And, FWIW, yes, I know I could use a step down transformer and just treat the secondary as my primary
Get the datasheet for a stepdown transformer of about 10:1 or 11:1 and look at the difference in output voltage at no-load and full-load. You should be able to use it as a stepup transformer and use the voltage droop characteristics to determine roughly what it should yield under load.
It's fine to use a 120VAC 60Hz transformer at lower voltages (e.g. 90 on a reversed primary), but not at higher voltages -- one of the key limiting factors is saturation; the volt-seconds applied across either primary or secondary (scaled appropriately) can't be increased much w/o bringing the transformer into saturation. (Unless, that is, the transformer is overdesigned, in which case the manufacturer is losing money.)
(update based on comments)
20Hz? You need to includes things like that in your problem statement. If you want to use a step-up transformer, that would require a larger transformer than 60Hz because of the increased volt-seconds. You'd have to use a 60Hz transformer rated at least 270VAC on one side, in order to handle 20Hz power transmission.
Why don't you search for telephone ringer circuits? I'm not an expert but the usual way to generate odd voltages like this is to create the DC voltage you want, then switch it on/off with transistors, generating a square wave that is then low-pass filtered through passives (e.g. the phone network itself) -- that's how it's done for electroluminescent displays.
Unless the telephone spec says it needs to be, the ring generator doesn't necessarily have to produce sine waves. (this webpage cites several examples of commercial PBX equipment)

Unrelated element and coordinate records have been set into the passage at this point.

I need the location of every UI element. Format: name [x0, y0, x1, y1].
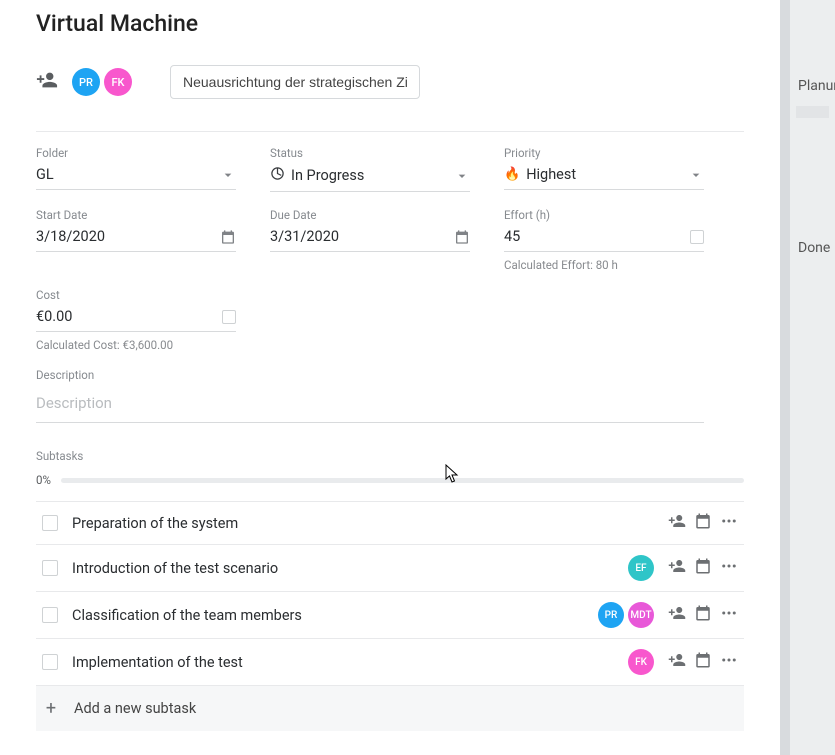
side-column-done: Done	[790, 232, 835, 264]
fire-icon: 🔥	[504, 167, 520, 182]
cost-label: Cost	[36, 288, 236, 302]
priority-value: Highest	[526, 166, 576, 183]
calendar-icon	[454, 229, 470, 245]
cost-calc: Calculated Cost: €3,600.00	[36, 338, 236, 352]
start-date-value: 3/18/2020	[36, 228, 105, 245]
subtask-assignee-avatar[interactable]: PR	[598, 602, 624, 628]
subtask-title: Preparation of the system	[72, 515, 640, 532]
folder-value: GL	[36, 166, 54, 183]
due-date-label: Due Date	[270, 208, 470, 222]
subtask-row[interactable]: Preparation of the system	[36, 502, 744, 545]
set-date-icon[interactable]	[694, 651, 712, 673]
assignee-avatar[interactable]: FK	[104, 68, 132, 96]
status-label: Status	[270, 146, 470, 160]
add-assignee-icon[interactable]	[36, 69, 58, 95]
subtask-title: Classification of the team members	[72, 607, 584, 624]
cost-value: €0.00	[36, 308, 72, 325]
side-column-planning: Planung	[790, 70, 835, 102]
subtask-checkbox[interactable]	[42, 607, 58, 623]
effort-calc: Calculated Effort: 80 h	[504, 258, 704, 272]
progress-icon	[270, 166, 285, 185]
add-assignee-icon[interactable]	[668, 651, 686, 673]
subtask-row[interactable]: Classification of the team members PRMDT	[36, 592, 744, 639]
plus-icon: +	[42, 698, 60, 719]
set-date-icon[interactable]	[694, 557, 712, 579]
more-icon[interactable]	[720, 604, 738, 626]
add-subtask-row[interactable]: + Add a new subtask	[36, 686, 744, 731]
due-date-value: 3/31/2020	[270, 228, 339, 245]
subtasks-progress-bar	[61, 478, 744, 483]
cost-lock-checkbox[interactable]	[222, 310, 236, 324]
effort-label: Effort (h)	[504, 208, 704, 222]
start-date-label: Start Date	[36, 208, 236, 222]
more-icon[interactable]	[720, 651, 738, 673]
calendar-icon	[220, 229, 236, 245]
subtask-checkbox[interactable]	[42, 515, 58, 531]
set-date-icon[interactable]	[694, 512, 712, 534]
priority-label: Priority	[504, 146, 704, 160]
subtask-title: Implementation of the test	[72, 654, 614, 671]
subtask-checkbox[interactable]	[42, 654, 58, 670]
start-date-input[interactable]: 3/18/2020	[36, 228, 236, 252]
more-icon[interactable]	[720, 512, 738, 534]
status-select[interactable]: In Progress	[270, 166, 470, 192]
description-label: Description	[36, 368, 704, 382]
status-value: In Progress	[291, 167, 364, 184]
cost-input[interactable]: €0.00	[36, 308, 236, 332]
more-icon[interactable]	[720, 557, 738, 579]
subtask-assignee-avatar[interactable]: FK	[628, 649, 654, 675]
chevron-down-icon	[688, 167, 704, 183]
effort-input[interactable]: 45	[504, 228, 704, 252]
description-textarea[interactable]: Description	[36, 388, 704, 423]
subtask-row[interactable]: Introduction of the test scenario EF	[36, 545, 744, 592]
add-subtask-label: Add a new subtask	[74, 700, 196, 717]
assignee-avatar[interactable]: PR	[72, 68, 100, 96]
subtasks-label: Subtasks	[36, 449, 744, 463]
subtasks-progress-pct: 0%	[36, 473, 51, 487]
subtask-assignee-avatar[interactable]: MDT	[628, 602, 654, 628]
chevron-down-icon	[454, 168, 470, 184]
chevron-down-icon	[220, 167, 236, 183]
subtask-checkbox[interactable]	[42, 560, 58, 576]
effort-lock-checkbox[interactable]	[690, 230, 704, 244]
add-assignee-icon[interactable]	[668, 604, 686, 626]
due-date-input[interactable]: 3/31/2020	[270, 228, 470, 252]
subtask-title: Introduction of the test scenario	[72, 560, 614, 577]
subtask-row[interactable]: Implementation of the test FK	[36, 639, 744, 686]
folder-select[interactable]: GL	[36, 166, 236, 190]
context-input[interactable]	[170, 65, 420, 99]
set-date-icon[interactable]	[694, 604, 712, 626]
subtask-assignee-avatar[interactable]: EF	[628, 555, 654, 581]
effort-value: 45	[504, 228, 520, 245]
add-assignee-icon[interactable]	[668, 512, 686, 534]
folder-label: Folder	[36, 146, 236, 160]
page-title: Virtual Machine	[36, 10, 744, 37]
priority-select[interactable]: 🔥 Highest	[504, 166, 704, 190]
add-assignee-icon[interactable]	[668, 557, 686, 579]
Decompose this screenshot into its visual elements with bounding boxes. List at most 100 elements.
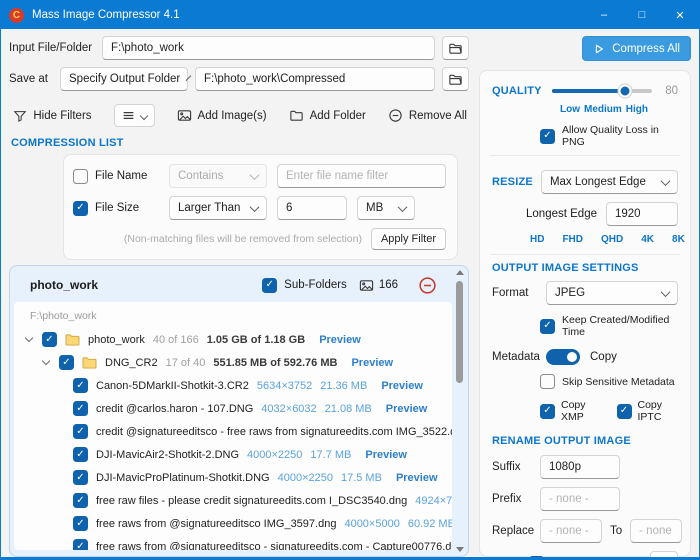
file-size-unit-select[interactable]: MB [357,196,415,220]
browse-input-button[interactable] [442,36,469,60]
close-button[interactable]: ✕ [661,1,699,29]
row-checkbox[interactable] [73,424,88,439]
add-images-label: Add Image(s) [198,110,267,122]
file-size-operator-select[interactable]: Larger Than [169,196,267,220]
metadata-toggle[interactable] [546,349,580,365]
file-name-operator-value: Contains [178,170,223,182]
scroll-down-arrow[interactable] [456,547,464,552]
metadata-state-label: Copy [590,351,617,363]
watermark-settings-button[interactable]: ⚙ [650,551,678,560]
preview-link[interactable]: Preview [381,380,423,392]
output-folder-field[interactable] [195,67,435,91]
chevron-down-icon[interactable] [24,338,34,341]
keep-time-checkbox[interactable] [540,319,555,334]
apply-watermark-checkbox[interactable] [529,556,544,560]
row-checkbox[interactable] [42,332,57,347]
file-name-filter-checkbox[interactable] [73,169,88,184]
list-menu-button[interactable] [114,104,155,127]
list-scrollbar[interactable] [454,270,465,552]
row-checkbox[interactable] [73,516,88,531]
tree-row-file[interactable]: free raws from @signatureeditsco - signa… [14,535,452,550]
tree-row-file[interactable]: DJI-MavicAir2-Shotkit-2.DNG4000×225017.7… [14,443,452,466]
preview-link[interactable]: Preview [396,472,438,484]
minimize-button[interactable]: – [585,1,623,29]
row-size: 60.92 MB [408,518,452,530]
skip-sensitive-checkbox[interactable] [540,374,555,389]
add-folder-button[interactable]: Add Folder [289,108,366,123]
resize-mode-value: Max Longest Edge [550,176,646,188]
preset-hd-link[interactable]: HD [530,234,544,245]
row-checkbox[interactable] [73,401,88,416]
replace-to-input[interactable] [630,519,682,543]
row-checkbox[interactable] [73,378,88,393]
gear-icon: ⚙ [657,555,670,560]
chevron-down-icon[interactable] [41,361,51,364]
row-checkbox[interactable] [59,355,74,370]
maximize-button[interactable]: □ [623,1,661,29]
longest-edge-input[interactable] [606,202,678,226]
subfolders-checkbox[interactable] [262,278,277,293]
input-folder-field[interactable] [102,36,435,60]
file-size-operator-value: Larger Than [178,202,240,214]
folder-title: photo_work [30,278,98,292]
preset-4k-link[interactable]: 4K [641,234,654,245]
resize-mode-select[interactable]: Max Longest Edge [541,170,678,194]
preview-link[interactable]: Preview [351,357,393,369]
tree-row-file[interactable]: free raws from @signatureeditsco IMG_359… [14,512,452,535]
row-checkbox[interactable] [73,539,88,550]
resize-presets: HD FHD QHD 4K 8K [530,234,664,245]
prefix-input[interactable] [540,487,620,511]
copy-iptc-label: Copy IPTC [638,399,679,423]
quality-slider[interactable] [552,89,652,93]
preview-link[interactable]: Preview [365,449,407,461]
tree-row-file[interactable]: free raw files - please credit signature… [14,489,452,512]
file-size-filter-checkbox[interactable] [73,201,88,216]
row-name: credit @carlos.haron - 107.DNG [96,403,253,415]
tree-row-file[interactable]: DJI-MavicProPlatinum-Shotkit.DNG4000×225… [14,466,452,489]
copy-xmp-checkbox[interactable] [540,404,555,419]
file-name-filter-input[interactable] [277,164,446,188]
output-settings-heading: OUTPUT IMAGE SETTINGS [492,262,678,274]
tree-row-folder[interactable]: DNG_CR217 of 40551.85 MB of 592.76 MBPre… [14,351,452,374]
remove-all-button[interactable]: Remove All [388,108,467,123]
row-checkbox[interactable] [73,470,88,485]
replace-from-input[interactable] [540,519,602,543]
scroll-up-arrow[interactable] [456,270,464,275]
tree-row-file[interactable]: Canon-5DMarkII-Shotkit-3.CR25634×375221.… [14,374,452,397]
row-checkbox[interactable] [73,447,88,462]
row-checkbox[interactable] [73,493,88,508]
scrollbar-thumb[interactable] [456,281,463,383]
preset-fhd-link[interactable]: FHD [562,234,583,245]
row-name: credit @signatureeditsco - free raws fro… [96,426,452,438]
quality-slider-thumb[interactable] [619,85,632,98]
subfolders-label: Sub-Folders [284,279,347,291]
quality-low-label[interactable]: Low [560,104,580,115]
remove-folder-button[interactable] [416,274,438,296]
suffix-input[interactable] [540,455,620,479]
format-select[interactable]: JPEG [546,281,678,305]
file-size-value-input[interactable] [277,196,347,220]
tree-row-folder[interactable]: photo_work40 of 1661.05 GB of 1.18 GBPre… [14,328,452,351]
remove-all-label: Remove All [409,110,467,122]
hide-filters-button[interactable]: Hide Filters [13,109,91,123]
output-mode-select[interactable]: Specify Output Folder [60,67,188,91]
quality-medium-label[interactable]: Medium [584,104,622,115]
allow-png-loss-checkbox[interactable] [540,129,555,144]
skip-sensitive-label: Skip Sensitive Metadata [562,376,675,388]
quality-high-label[interactable]: High [626,104,648,115]
row-dimensions: 4924×7378 [415,495,452,507]
compress-all-button[interactable]: Compress All [582,36,691,61]
copy-iptc-checkbox[interactable] [617,404,632,419]
preset-8k-link[interactable]: 8K [672,234,685,245]
add-images-button[interactable]: Add Image(s) [177,108,267,123]
preview-link[interactable]: Preview [319,334,361,346]
prefix-label: Prefix [492,493,532,505]
root-path: F:\photo_work [14,307,452,328]
tree-row-file[interactable]: credit @carlos.haron - 107.DNG4032×60322… [14,397,452,420]
tree-row-file[interactable]: credit @signatureeditsco - free raws fro… [14,420,452,443]
browse-output-button[interactable] [442,67,469,91]
preview-link[interactable]: Preview [386,403,428,415]
preset-qhd-link[interactable]: QHD [601,234,623,245]
apply-filter-button[interactable]: Apply Filter [371,228,446,250]
file-name-operator-select[interactable]: Contains [169,164,267,188]
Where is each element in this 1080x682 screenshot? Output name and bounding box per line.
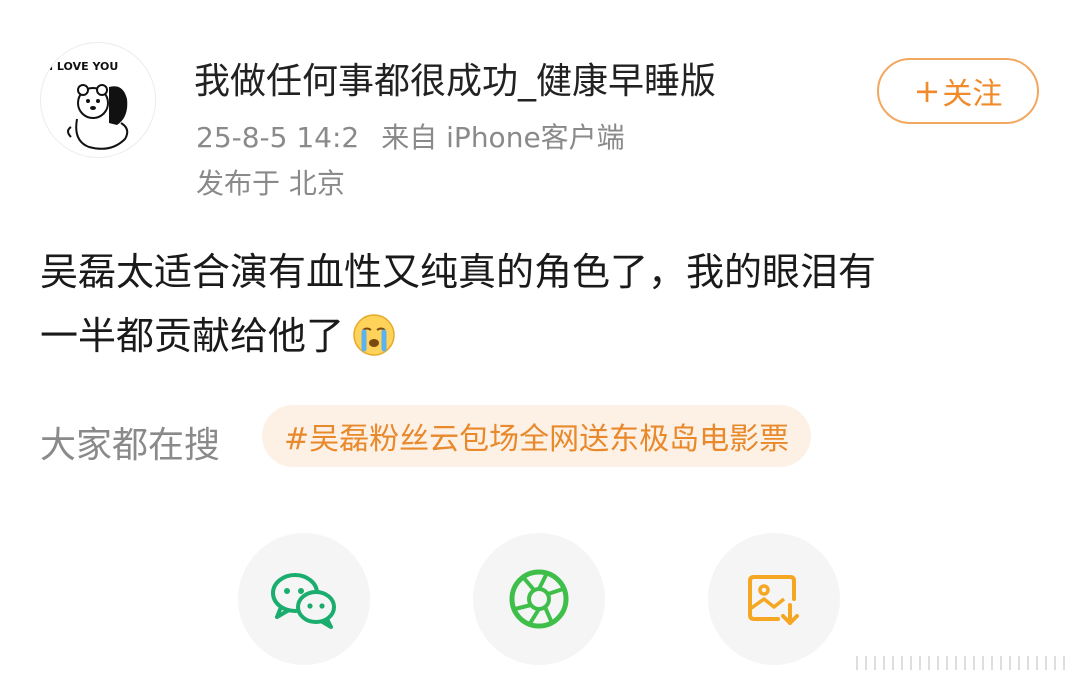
plus-icon: + xyxy=(913,72,941,110)
follow-button[interactable]: + 关注 xyxy=(877,58,1039,124)
watermark-decoration xyxy=(856,656,1066,670)
moments-aperture-icon xyxy=(509,569,569,629)
user-avatar[interactable]: I LOVE YOU xyxy=(40,42,156,158)
post-content: 吴磊太适合演有血性又纯真的角色了，我的眼泪有 一半都贡献给他了 xyxy=(40,240,1040,368)
save-image-button[interactable] xyxy=(708,533,840,665)
avatar-text: I LOVE YOU xyxy=(49,60,118,73)
post-source: 来自 iPhone客户端 xyxy=(381,121,625,154)
share-wechat-button[interactable] xyxy=(238,533,370,665)
crying-face-icon xyxy=(353,314,395,356)
username[interactable]: 我做任何事都很成功_健康早睡版 xyxy=(194,52,716,104)
follow-label: 关注 xyxy=(942,77,1003,112)
wechat-icon xyxy=(271,573,336,629)
post-content-text: 一半都贡献给他了 xyxy=(40,314,345,358)
trending-label: 大家都在搜 xyxy=(40,425,221,466)
avatar-illustration: I LOVE YOU xyxy=(49,60,129,150)
post-meta: 25-8-5 14:2 来自 iPhone客户端 xyxy=(196,116,625,156)
save-image-icon xyxy=(748,575,799,625)
share-moments-button[interactable] xyxy=(473,533,605,665)
post-location: 发布于 北京 xyxy=(196,167,345,200)
post-content-line-1: 吴磊太适合演有血性又纯真的角色了，我的眼泪有 xyxy=(40,250,877,294)
trending-topic-chip[interactable]: #吴磊粉丝云包场全网送东极岛电影票 xyxy=(262,405,812,467)
post-timestamp: 25-8-5 14:2 xyxy=(196,121,360,154)
post-content-line-2: 一半都贡献给他了 xyxy=(40,304,1040,368)
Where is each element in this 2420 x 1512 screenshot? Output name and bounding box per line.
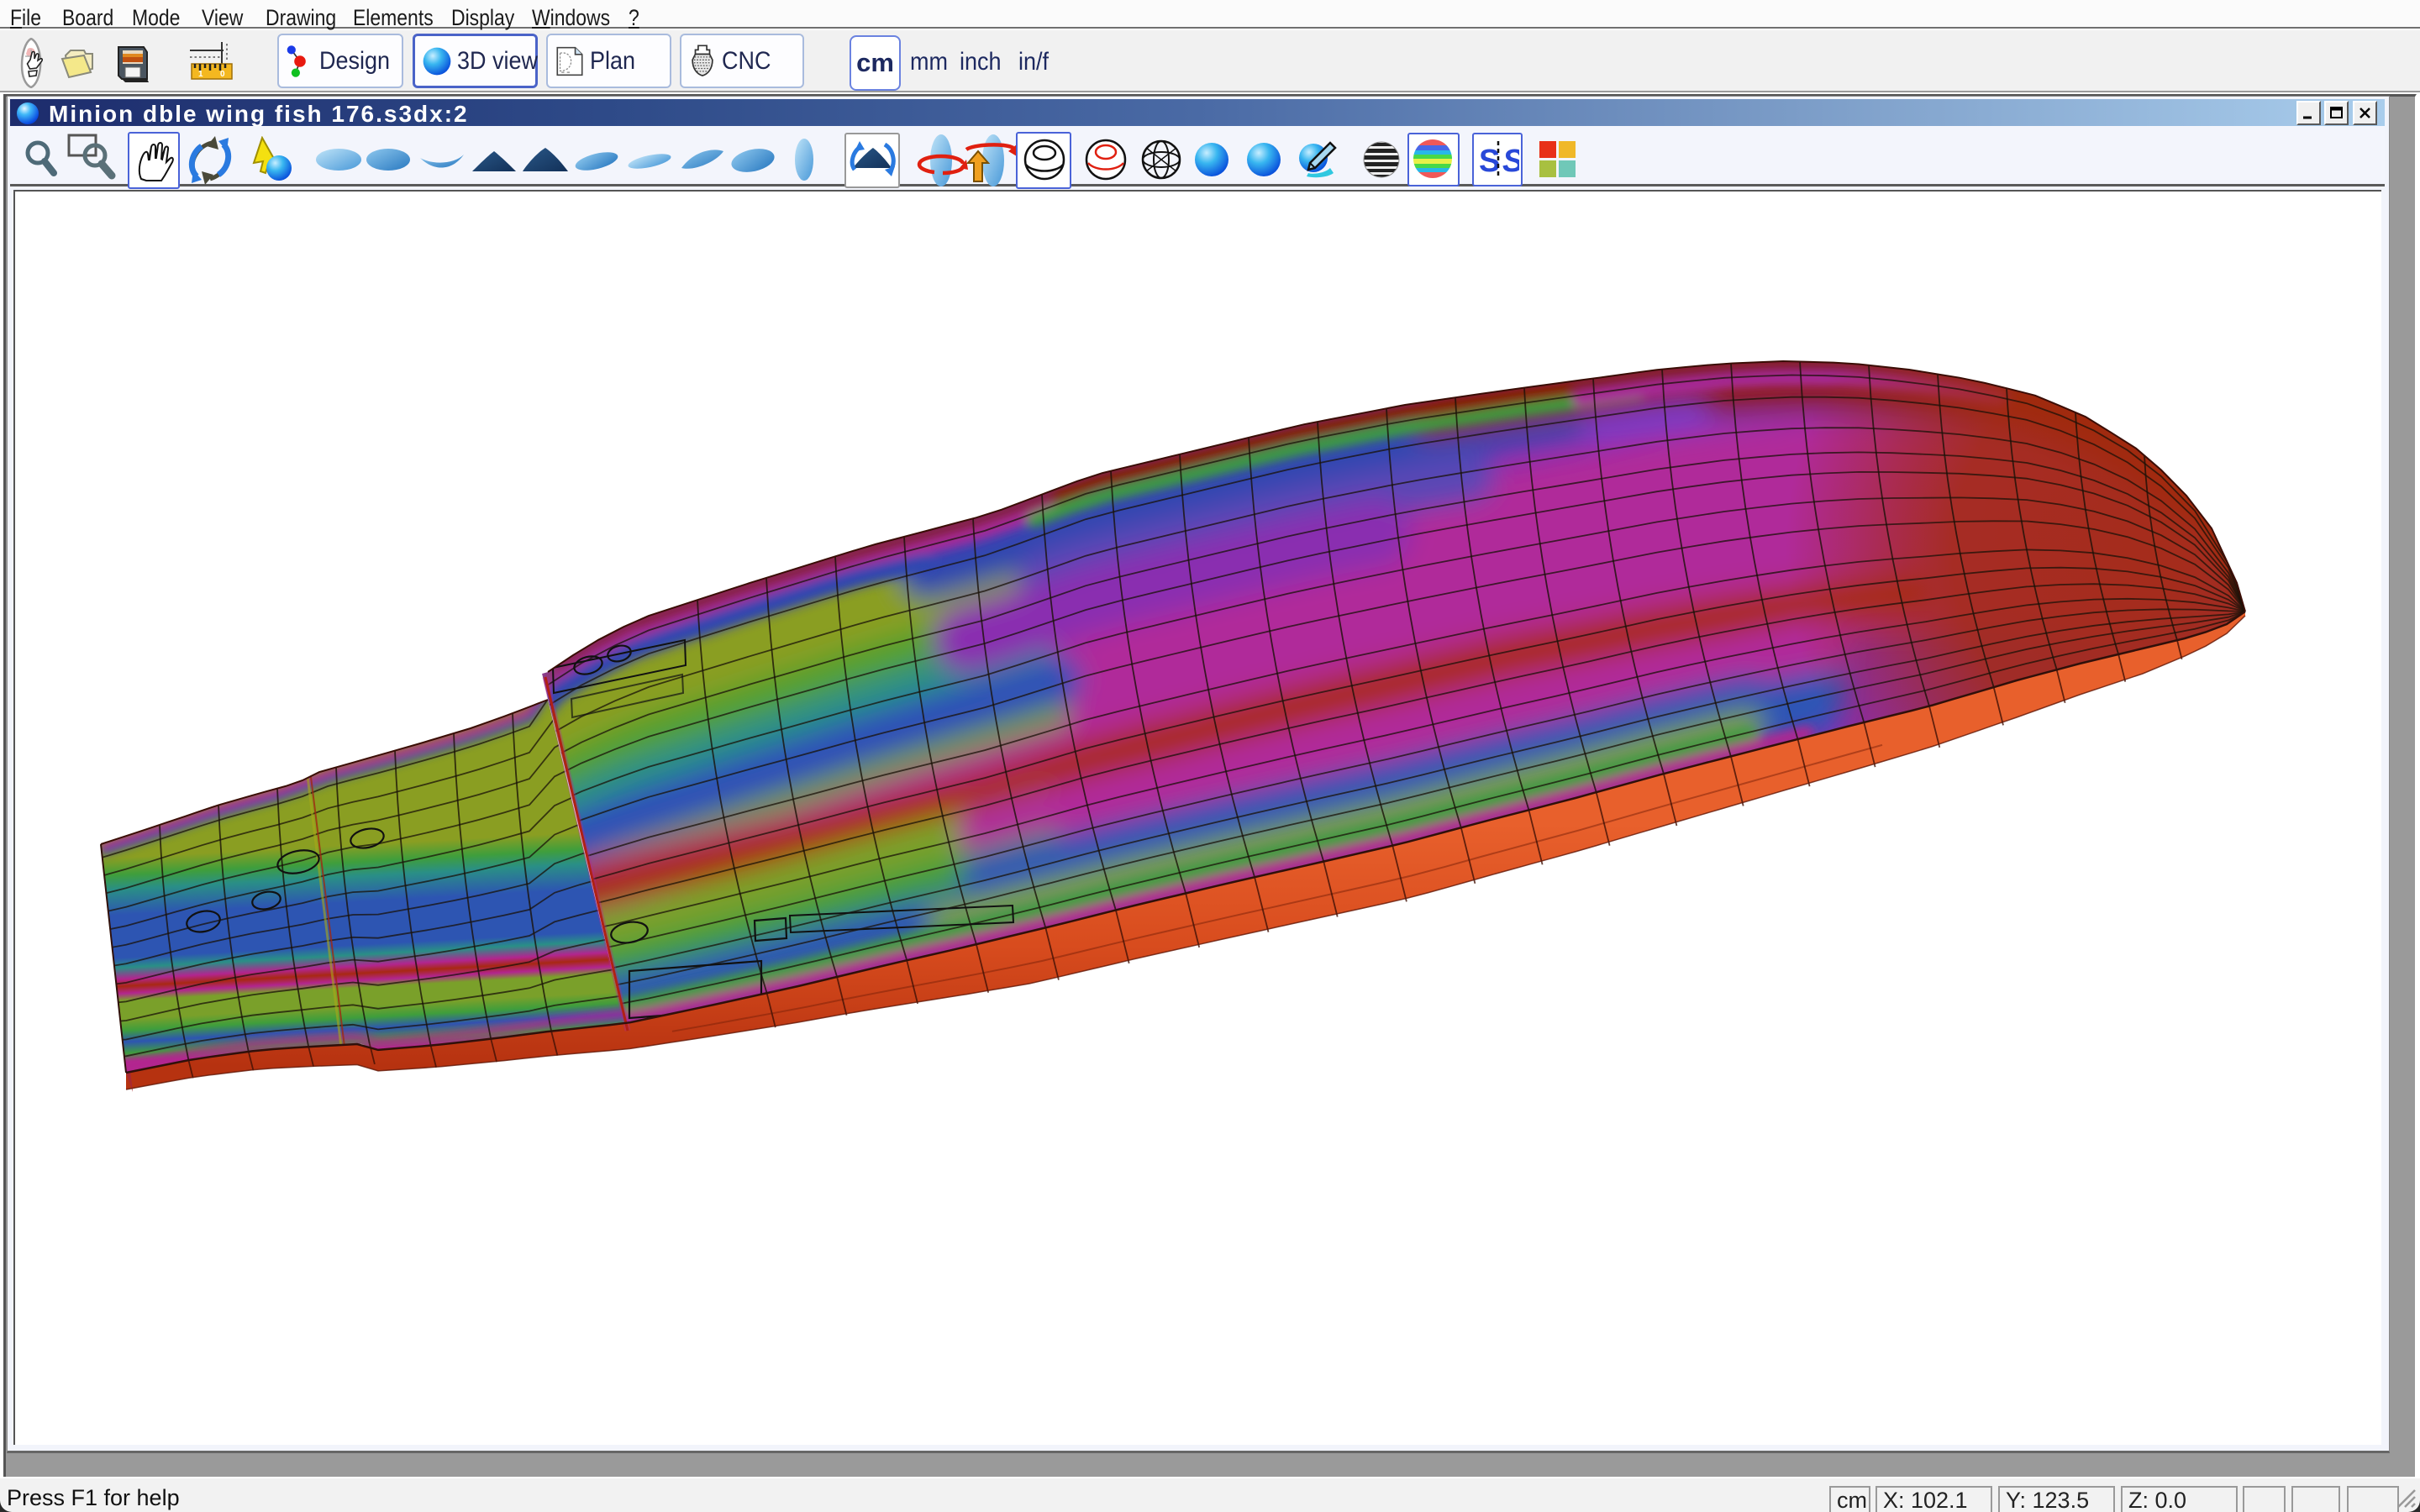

Surely the transformer's magnetics couldn't handle these spikes as I'd
expect the core would saturate.
Core saturation has nothing to do with load VA rating. It has everything to do with the magnetization current flowing in the primary. This current is largely constant irrespective of secondary load current.
In short, the ampere turns on the secondary winding (caused by the load) are exactly equal (but opposite in sign) to the ampere turns on the primary due to that secondary load current. Neither of these currents are the magnetization current that can saturate the core.
Imagine a simplified core with a single turn primary: -
At the moment it's just a single turn inductor. With V applied, Im flows and inductance, frequency and voltage all determine how much current (Im) flows. OK so far?
Now imagine that single turn were replaced by 2 closely coupled parallel turns like this: -
You would find that Im/2 flows in each or, in other word,s the same overall current flows. A nice side effect of this is that each individual coil must have twice the inductance of the single coil and, if you happened to make a two turn inductor this way (by wiring them in series) it would have 4x the inductance. Just think about it for a while.
Next scenario: -
So, you drive one of those closely coupled coils and look at the voltage on the other coil. The driving voltage and the secondary voltage are in phase and of equal amplitude (1:1 turns ratio). Do you see why? If not, consider what would have happened in the 2nd scenario if (say) the voltages were out of phase - you'd get a fire and you wouldn't get the inductance rising with turns squared - you'd get zero inductance. This doesn't happen.
Final scenario: -
You've applied a load to that 2nd winding and because in the 3rd scenario you (hopefully) recognized that the voltages were in phase, you have to admit that the currents are COMPLETELY antiphase.
From here, it's a minor leap of faith to recognize that the ampere.turns on the primary (due to the secondary load) are equal and opposite to the ampere.turns on the secondary. As I said earlier, neither of these currents are the magnetization current that can saturate the core - this is due to Im.
It's magnetic field strength that drives the magnetism. It's called "H" and H is measured in ampere.turns per metre. The "per metre" part is irrelevant because it's a core physical dimension and applies equally to primary and secondary.
Basically H never alters one bit due to loading effect. In fact that's not quite true; it gets lower with more load because the copper losses lower the actual terminal voltage and reduce the magnetization current a little bit.
Best Answer
Your measured 2 A open-circuit current seems reasonable. You are measuring 24 VA, but the watts loss may be about 1/3 of that or 8 watts. You can assume that will be the iron loss and that it will not change with load. Once you load the transformer, you will see copper loss added to that. If you want to determine the efficiency of the transformer, you will need a wattmeter. If you search the internet, you should be able to find the procedure for performing open-circuit and short-circuit transformer tests and calculating copper losses.